The immediate therapeutic interventions when vitamin deficiency is to determine the extent of vitamin deficiency by means of laboratory analyzes of blood plasma and urine, as well as the diagnosis of the underlying disease and pathological condition, which was the root causes of vitamin deficiency.Only under the condition of etiopathogenetic therapy can expect positive results from the treatment of beriberi.
therapeutic measures etiological orientation is considered timely elimination of signs of dysbiosis (Latsidofil 2 capsules three times a day for 20 days), early treatment of infectious colitis and organic nature, as well as preventive deworming (mebendazole 100 mg once only).
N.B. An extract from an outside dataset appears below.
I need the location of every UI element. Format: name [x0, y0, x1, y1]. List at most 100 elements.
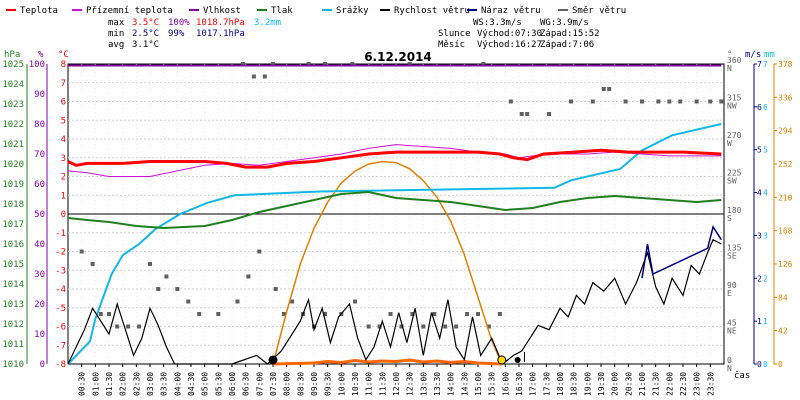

After determining the type of vitamin deficiency according to a laboratory study, you must immediately begin replacement therapy with synthetic pharmacological vitamin preparations with a preferred type of parenteral administration.Dietary advice in the event of complete clinical and laboratory symptom are secondary in nature and apply only as additional activities.
Appointment of vitamin A as a treatment of beriberi requires an individual approach to the selection of the required dose of the drug, which is largely dependent on the degree of vitamin deficiency and clinical manifestations.Thus, the average therapeutic dose of vitamin A is 50,000 IU, and in a situation where there are no cutaneous manifestations of beriberi, a sufficient dose of 25,000 IU believe.